LINEとEC-CUBEの連携により、購入に至るまでのハードルを大幅に引き下げます。従来のECサイトでは会員登録時に氏名・住所・電話番号・メールアドレス・パスワードなど多くの情報入力が必要で、この煩わしさが購入を諦める要因となることが多数でした。LINEのログイン機能を導入すれば、ユーザーは「同意する」をタップするだけで会員登録が完了し、2回目以降は自動的にログイン可能です。このLINEによる利便性の高さは、とくにスマートフォンでの購入が主流となっている現代において、カート離脱率の大幅な低下につなげられます。従来であれば「購入手続きはまた後でしよう」と先延ばしにされていた販売機会をLINEで確実に捉えることができ、結果として売り上げの増加に直結します。LINE経由でECサイトへ誘導すれば、ユーザーはLINEアプリ内でシームレスにショッピングを完了できるため、アプリ間の移動によるストレスもありません。購買意欲が高まったタイミングを逃さず、LINEでスムーズに購入まで導くことができるのです。
LINE公式アカウントとEC-CUBEを連携することで、従来のEメールでのマーケティングを大きく上回る顧客と企業の深いつながりが実現可能です。近年Eメールは開封率が低迷していますが、LINEメッセージは高い開封率と即時性を誇り、配信した情報が確実に顧客に届きます。EC-CUBE管理画面から直接LINEメッセージを配信できる機能により、新商品のお知らせや限定セールの案内、在庫復活の通知などタイムリーな情報発信が可能です。顧客の属性や購買履歴、行動データに基づいた配信により、それぞれの顧客に最適化されたメッセージを届けられ、顧客満足度とリピート率の向上が期待できます。かご落ち通知機能は、カートに商品を入れたまま購入に至らなかったユーザーに対して設定した日数後に自動でリマインドメッセージの送信が可能な機能です。購入を忘れていたユーザーや一旦保留にしていたユーザーにLINEで再度アプローチすることで、失われていた販売機会を回収できます。

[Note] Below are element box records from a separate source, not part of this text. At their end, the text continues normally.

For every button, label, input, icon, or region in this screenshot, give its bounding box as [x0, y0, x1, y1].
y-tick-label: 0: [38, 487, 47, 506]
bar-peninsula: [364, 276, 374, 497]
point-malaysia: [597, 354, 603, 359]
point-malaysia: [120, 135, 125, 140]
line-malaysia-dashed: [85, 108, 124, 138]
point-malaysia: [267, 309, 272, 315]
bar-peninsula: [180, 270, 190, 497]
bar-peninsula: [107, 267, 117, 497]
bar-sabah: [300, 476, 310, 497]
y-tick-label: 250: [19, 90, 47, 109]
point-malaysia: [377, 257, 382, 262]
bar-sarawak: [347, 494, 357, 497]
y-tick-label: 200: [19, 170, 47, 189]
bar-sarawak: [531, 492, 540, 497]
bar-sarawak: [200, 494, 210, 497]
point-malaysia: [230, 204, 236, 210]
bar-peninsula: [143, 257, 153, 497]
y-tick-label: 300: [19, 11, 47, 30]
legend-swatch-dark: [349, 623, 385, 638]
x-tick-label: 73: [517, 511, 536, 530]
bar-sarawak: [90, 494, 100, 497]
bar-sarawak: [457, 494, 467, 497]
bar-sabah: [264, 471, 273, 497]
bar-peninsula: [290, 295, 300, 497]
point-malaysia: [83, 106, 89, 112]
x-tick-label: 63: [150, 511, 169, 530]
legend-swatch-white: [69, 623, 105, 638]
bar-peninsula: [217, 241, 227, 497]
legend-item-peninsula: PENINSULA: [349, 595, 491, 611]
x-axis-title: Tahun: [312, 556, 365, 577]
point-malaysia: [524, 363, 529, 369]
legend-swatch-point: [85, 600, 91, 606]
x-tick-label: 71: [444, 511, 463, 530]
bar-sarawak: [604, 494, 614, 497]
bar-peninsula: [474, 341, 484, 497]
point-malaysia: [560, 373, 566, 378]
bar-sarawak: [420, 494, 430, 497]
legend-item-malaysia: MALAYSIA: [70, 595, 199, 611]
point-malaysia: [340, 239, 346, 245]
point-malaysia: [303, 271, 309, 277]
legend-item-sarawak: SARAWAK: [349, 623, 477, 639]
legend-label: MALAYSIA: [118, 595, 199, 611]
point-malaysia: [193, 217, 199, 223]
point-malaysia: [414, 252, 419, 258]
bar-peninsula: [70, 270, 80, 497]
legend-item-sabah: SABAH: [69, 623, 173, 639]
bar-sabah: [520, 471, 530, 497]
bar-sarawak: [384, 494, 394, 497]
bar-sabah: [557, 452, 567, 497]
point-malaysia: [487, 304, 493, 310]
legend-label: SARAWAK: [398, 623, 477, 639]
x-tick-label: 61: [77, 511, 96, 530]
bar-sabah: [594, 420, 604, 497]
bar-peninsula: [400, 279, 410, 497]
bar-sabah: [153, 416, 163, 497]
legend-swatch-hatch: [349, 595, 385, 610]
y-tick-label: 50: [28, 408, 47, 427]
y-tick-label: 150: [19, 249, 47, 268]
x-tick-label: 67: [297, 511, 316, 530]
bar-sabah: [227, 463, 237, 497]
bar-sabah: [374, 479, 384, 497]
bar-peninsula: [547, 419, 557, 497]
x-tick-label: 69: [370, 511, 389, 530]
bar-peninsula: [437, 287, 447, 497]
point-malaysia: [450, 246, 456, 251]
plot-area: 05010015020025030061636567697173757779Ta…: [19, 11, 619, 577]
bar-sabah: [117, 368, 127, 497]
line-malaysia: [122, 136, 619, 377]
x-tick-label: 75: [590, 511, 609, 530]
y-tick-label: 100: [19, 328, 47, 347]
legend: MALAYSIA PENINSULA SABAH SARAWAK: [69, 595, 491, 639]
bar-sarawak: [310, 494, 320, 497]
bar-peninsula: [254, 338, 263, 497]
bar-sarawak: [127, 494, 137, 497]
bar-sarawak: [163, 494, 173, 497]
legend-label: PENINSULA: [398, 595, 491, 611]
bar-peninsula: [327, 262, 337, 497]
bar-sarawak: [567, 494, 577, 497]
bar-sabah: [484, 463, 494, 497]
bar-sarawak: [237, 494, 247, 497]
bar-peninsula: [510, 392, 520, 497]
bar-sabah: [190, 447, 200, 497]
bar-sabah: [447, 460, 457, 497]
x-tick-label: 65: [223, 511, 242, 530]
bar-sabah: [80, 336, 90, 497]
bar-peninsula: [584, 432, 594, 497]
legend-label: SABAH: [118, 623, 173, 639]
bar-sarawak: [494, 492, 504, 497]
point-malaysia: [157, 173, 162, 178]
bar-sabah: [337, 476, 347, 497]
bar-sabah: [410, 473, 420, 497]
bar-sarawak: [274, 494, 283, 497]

LINEとEC-CUBEの連携は、顧客データの収集と活用の面でも大きなメリットをもたらします。EC-CUBEのオープンソースという特性をいかし、LINE経由で得られる顧客の行動データや属性情報を自社のデータベースに統合可能です。WebサイトとLINE上での行動を一元管理でき、包括的な顧客分析が実現します。収集したデータをもとに、より綿密なマーケティング戦略が立案可能です。どのメッセージが高い反応率を得たか、どの商品カテゴリに興味を持つ顧客層がいるか、購買に至るまでのプロセスにどのような課題があるかなど、多角的な分析により継続的な改善サイクルを回せます。EC-CUBEのカスタマイズ性を活用すれば、自社独自のデータ保管要件や、セキュリティ基準に合わせたシステム設計が可能です。クラウドサービスでは難しい自社ならではのデータ活用方法を実現できることも、LINEとEC-CUBEの連携の大きな強みといえます。